Systemic lupus erythematosus is an autoimmune disease caused by autoantibodies, including IgG anti-DNA. New Zealand Black/New Zealand White F 1 female mice, a model of spontaneous polygenic systemic lupus erythematosus, tolerized with an artificial peptide (pConsensus) based on anti-DNA IgG sequences containing MHC class I and class II T cell determinants, develop regulatory CD4 + CD25 + T cells and CD8 + inhibitory T cells (CD8 + Ti), both of which suppress autoantibody production. CD8 + Ti inhibit primarily via secretion of TGF-β. In the present study, we show that the inhibitory function of CD8 + T cells from tolerized mice is sustained for up to 8 wk and at all times depends on expression of Foxp3. Both CD28-positive and CD28-negative CD8 + T cells contain inhibitory cells, but the expression of mRNA for Foxp3 and for TGF-β is higher and lasts longer in the CD28 − subset. In vitro addition of TGF-β (in the presence of IL-2) induces Foxp3 expression in a dose-response manner.

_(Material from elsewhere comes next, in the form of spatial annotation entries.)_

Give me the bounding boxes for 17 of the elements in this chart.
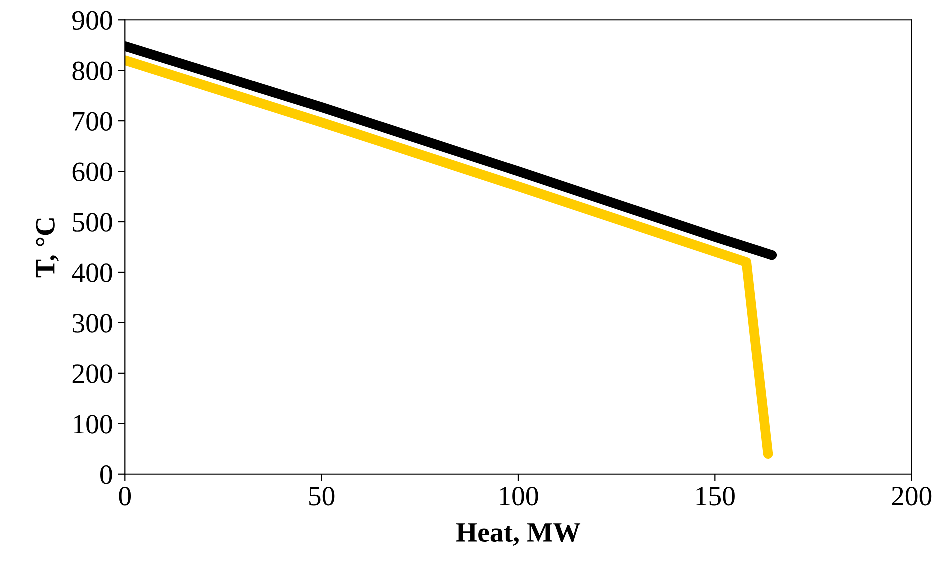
x-tick-label: 150 bbox=[696, 486, 735, 506]
x-tick-label: 200 bbox=[892, 486, 932, 506]
x-axis-title: Heat, MW bbox=[456, 524, 581, 546]
y-tick-label: 800 bbox=[72, 62, 112, 81]
x-tick-label: 0 bbox=[119, 486, 132, 506]
y-tick-label: 300 bbox=[73, 314, 112, 333]
y-tick-label: 0 bbox=[100, 466, 112, 484]
y-tick-label: 900 bbox=[72, 11, 112, 30]
y-tick-label: 700 bbox=[74, 112, 112, 131]
y-tick-label: 400 bbox=[72, 264, 112, 282]
y-tick-label: 200 bbox=[72, 364, 112, 384]
x-tick-label: 100 bbox=[500, 486, 538, 506]
x-tick-label: 50 bbox=[310, 486, 335, 506]
y-tick-label: 500 bbox=[73, 213, 112, 232]
y-tick-label: 100 bbox=[74, 415, 112, 434]
y-axis-title: T, °C bbox=[36, 218, 59, 278]
y-tick-label: 600 bbox=[72, 162, 112, 182]
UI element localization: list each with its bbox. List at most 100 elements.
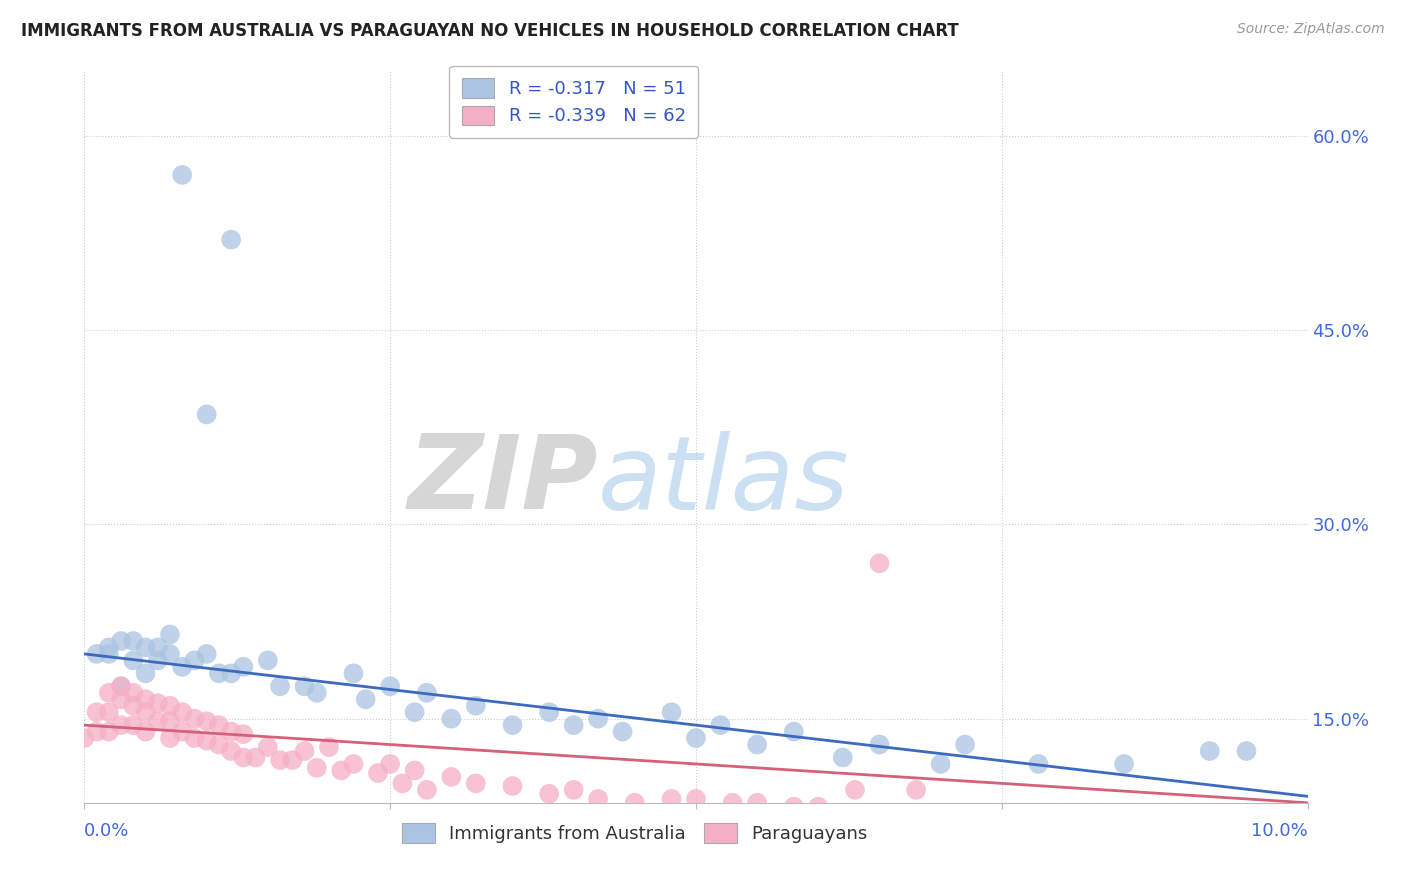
Text: atlas: atlas: [598, 431, 849, 531]
Point: [122, 686, 145, 700]
Point: [586, 792, 609, 806]
Point: [380, 756, 402, 771]
Point: [1028, 756, 1050, 771]
Point: [342, 756, 364, 771]
Point: [844, 782, 866, 797]
Point: [783, 724, 806, 739]
Point: [440, 770, 463, 784]
Point: [146, 714, 169, 729]
Point: [159, 714, 181, 729]
Point: [195, 714, 218, 729]
Point: [905, 782, 928, 797]
Point: [97, 724, 120, 739]
Point: [159, 731, 181, 745]
Point: [538, 705, 561, 719]
Point: [110, 718, 132, 732]
Point: [232, 660, 254, 674]
Point: [464, 776, 486, 790]
Text: 10.0%: 10.0%: [1251, 822, 1308, 840]
Point: [747, 738, 769, 752]
Point: [159, 627, 181, 641]
Legend: Immigrants from Australia, Paraguayans: Immigrants from Australia, Paraguayans: [394, 814, 876, 852]
Point: [305, 686, 328, 700]
Point: [172, 660, 194, 674]
Point: [269, 753, 291, 767]
Point: [929, 756, 952, 771]
Point: [86, 705, 108, 719]
Point: [245, 750, 267, 764]
Point: [135, 692, 157, 706]
Point: [354, 692, 377, 706]
Point: [586, 712, 609, 726]
Point: [97, 686, 120, 700]
Point: [869, 738, 891, 752]
Point: [208, 738, 231, 752]
Point: [831, 750, 853, 764]
Point: [391, 776, 413, 790]
Point: [172, 705, 194, 719]
Point: [97, 640, 120, 655]
Point: [86, 724, 108, 739]
Text: ZIP: ZIP: [408, 431, 598, 532]
Point: [1114, 756, 1136, 771]
Point: [172, 168, 194, 182]
Point: [624, 796, 647, 810]
Point: [183, 653, 205, 667]
Point: [110, 634, 132, 648]
Point: [538, 787, 561, 801]
Point: [232, 750, 254, 764]
Point: [122, 653, 145, 667]
Point: [783, 799, 806, 814]
Point: [440, 712, 463, 726]
Point: [208, 718, 231, 732]
Text: Source: ZipAtlas.com: Source: ZipAtlas.com: [1237, 22, 1385, 37]
Point: [869, 557, 891, 571]
Point: [135, 705, 157, 719]
Point: [219, 233, 242, 247]
Point: [562, 718, 585, 732]
Point: [305, 761, 328, 775]
Point: [281, 753, 304, 767]
Point: [612, 724, 634, 739]
Point: [86, 647, 108, 661]
Point: [464, 698, 486, 713]
Text: IMMIGRANTS FROM AUSTRALIA VS PARAGUAYAN NO VEHICLES IN HOUSEHOLD CORRELATION CHA: IMMIGRANTS FROM AUSTRALIA VS PARAGUAYAN …: [21, 22, 959, 40]
Point: [135, 640, 157, 655]
Point: [562, 782, 585, 797]
Point: [416, 686, 439, 700]
Point: [146, 640, 169, 655]
Point: [404, 764, 426, 778]
Point: [232, 727, 254, 741]
Point: [97, 647, 120, 661]
Point: [219, 744, 242, 758]
Point: [146, 653, 169, 667]
Point: [159, 647, 181, 661]
Point: [685, 731, 707, 745]
Point: [367, 766, 389, 780]
Point: [159, 698, 181, 713]
Point: [208, 666, 231, 681]
Point: [502, 779, 524, 793]
Point: [269, 679, 291, 693]
Point: [1236, 744, 1258, 758]
Point: [122, 698, 145, 713]
Point: [195, 733, 218, 747]
Point: [195, 408, 218, 422]
Point: [146, 696, 169, 710]
Point: [404, 705, 426, 719]
Point: [195, 647, 218, 661]
Point: [685, 792, 707, 806]
Point: [219, 724, 242, 739]
Point: [330, 764, 353, 778]
Point: [661, 792, 683, 806]
Text: 0.0%: 0.0%: [84, 822, 129, 840]
Point: [122, 718, 145, 732]
Point: [110, 679, 132, 693]
Point: [747, 796, 769, 810]
Point: [721, 796, 744, 810]
Point: [294, 679, 316, 693]
Point: [318, 740, 340, 755]
Point: [110, 679, 132, 693]
Point: [219, 666, 242, 681]
Point: [135, 724, 157, 739]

Gene inhibition or blockade with small interfering RNA of Foxp3 abrogates the ability of the CD8 + Ti to inhibit anti-DNA production and the proliferation of CD4 + Th cells. Moreover, a significant correlation between expression of Foxp3 and ability of CD8 + Ti to secrete TGF-β is observed. Therefore, CD8 + Ti in this system of tolerance are similar to CD4 + CD25 + regulatory T cells in their dependence on expression of Foxp3, and there may be a bidirectional Foxp3/TGF-β autocrine loop that determines the ability of the CD8 + T cells to control autoimmunity.